Entry-Level Coaching Jobs
A coach who is just starting out in his or her career can take steps to establish a reputation right away. In addition to obtaining certification, a coach can gain a foothold in collegiate team sports with various entry-level job opportunities. Some of these jobs may be available in occupations that are separate from but related to college sports, such as high school or community league sports.
With the abundance of collegiate team coaching jobs available in today’s economy, most beginning coaches will find work in their preferred profession even if it’s only part-time and low-paying at first. After this beginning stage, careers in organized sports can be stable, reliable and lucrative for coaches with wide-ranging skill sets and boundless passion for their work. By choosing a specialization, such as kinesiology, nutrition, or physical therapy, aspiring coaches can make themselves highly attractive to recruiting teams.
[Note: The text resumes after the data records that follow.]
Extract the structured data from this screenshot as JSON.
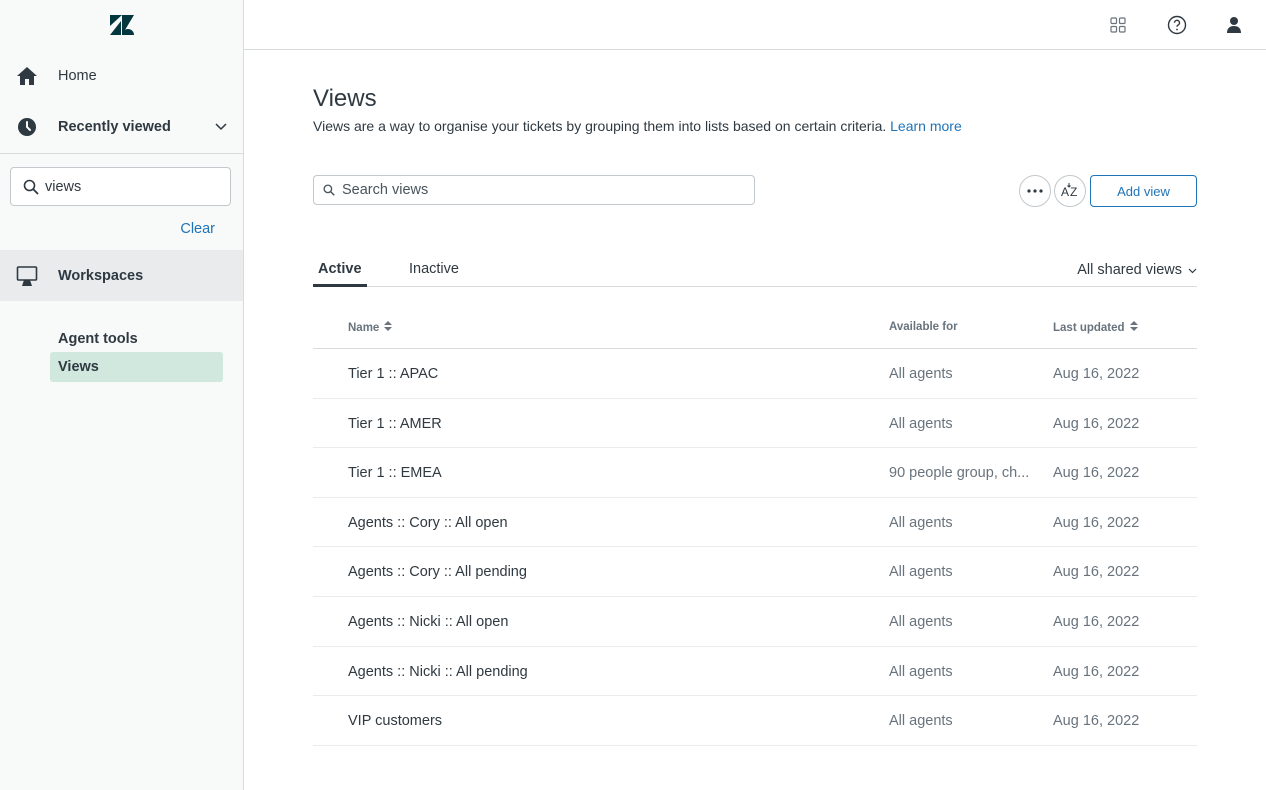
{
  "sidebar": {
    "nav": {
      "home": "Home",
      "recently_viewed": "Recently viewed",
      "workspaces": "Workspaces"
    },
    "search": {
      "value": "views"
    },
    "clear_label": "Clear",
    "sub_items": [
      "Agent tools",
      "Views"
    ]
  },
  "topbar": {
    "icons": [
      "apps-grid-icon",
      "help-icon",
      "user-icon"
    ]
  },
  "main": {
    "title": "Views",
    "description": "Views are a way to organise your tickets by grouping them into lists based on certain criteria.",
    "learn_more": "Learn more",
    "search_placeholder": "Search views",
    "add_view": "Add view",
    "tabs": {
      "active": "Active",
      "inactive": "Inactive"
    },
    "filter": "All shared views",
    "table": {
      "headers": {
        "name": "Name",
        "available_for": "Available for",
        "last_updated": "Last updated"
      },
      "rows": [
        {
          "name": "Tier 1 :: APAC",
          "available_for": "All agents",
          "last_updated": "Aug 16, 2022"
        },
        {
          "name": "Tier 1 :: AMER",
          "available_for": "All agents",
          "last_updated": "Aug 16, 2022"
        },
        {
          "name": "Tier 1 :: EMEA",
          "available_for": "90 people group, ch...",
          "last_updated": "Aug 16, 2022"
        },
        {
          "name": "Agents :: Cory :: All open",
          "available_for": "All agents",
          "last_updated": "Aug 16, 2022"
        },
        {
          "name": "Agents :: Cory :: All pending",
          "available_for": "All agents",
          "last_updated": "Aug 16, 2022"
        },
        {
          "name": "Agents :: Nicki :: All open",
          "available_for": "All agents",
          "last_updated": "Aug 16, 2022"
        },
        {
          "name": "Agents :: Nicki :: All pending",
          "available_for": "All agents",
          "last_updated": "Aug 16, 2022"
        },
        {
          "name": "VIP customers",
          "available_for": "All agents",
          "last_updated": "Aug 16, 2022"
        }
      ]
    }
  },
  "colors": {
    "link": "#1f73b7",
    "text": "#2f3941",
    "muted": "#68737d",
    "selected_bg": "#d1e8df"
  }
}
Best States for Collegiate Team Coaches
According to the Bureau of Labor Statistics, the best states for college coaches are in the regions where public interest in team sports is the greatest. Many of the states where coaches earn the highest median annual salaries are southern states with competitive football teams. These southern states, such as Louisiana and South Carolina, also offer some of the lowest living expenses in the country, so a relatively high coaching salary can go a very long way.
The location with the highest median annual coaching salary in the country is Washington, D.C., at $72,180. While the top collegiate coaches in the NCAA can earn 20 or 30 times that amount, assistant coaches who are just beginning their careers can earn substantially less. Most college coaches who dedicate their lives to their profession can expect to reach a maximum earning potential of around $90,000 to $100,000 per year.
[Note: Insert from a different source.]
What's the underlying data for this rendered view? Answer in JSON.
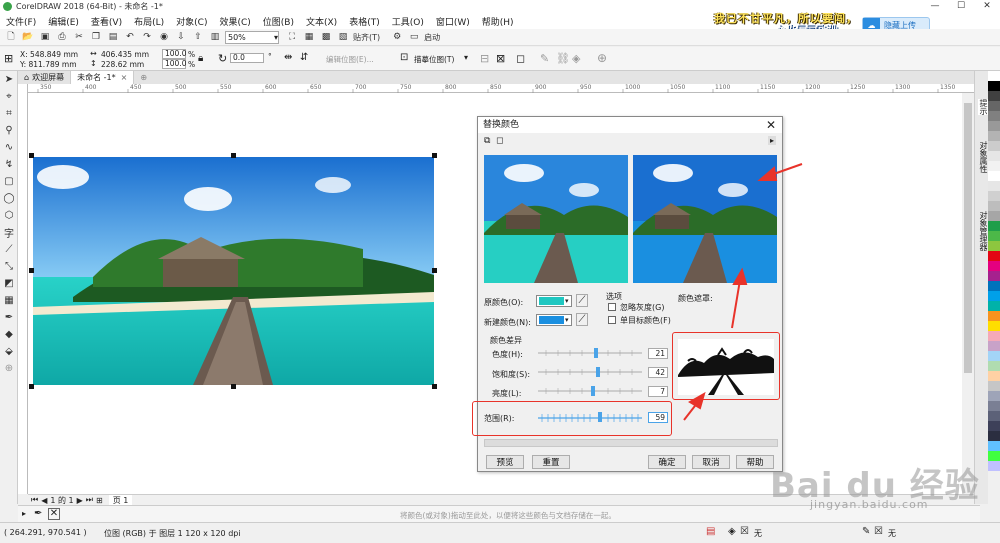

Not only do coaches work hard to win games, but they also strive to develop collegiate athletes with good sportsmanship and teamwork. According to the Bureau of Labor Statistics, the average annual salary for coaches at colleges and universities is $53,670. However, coaches working in NCAA Division I sports often see this figure more than tripled. Some of the highest paid coaches in college sports even pass the $1 million mark every year by breeding winning teams. Once you get a job as a collegiate team coach, you’ll receive lucrative financial and intrinsic rewards in passing along your love of the game to young college athletes.
With coaching jobs growing at a faster rate than the overall economy, many people will be interested in pursuing a college coaching career. The most successful college coaches will be highly passionate and knowledgeable about their sports and ready to work their way up from the lowest positions in the industry. With these points in mind, anyone can get a job as a collegiate team coach.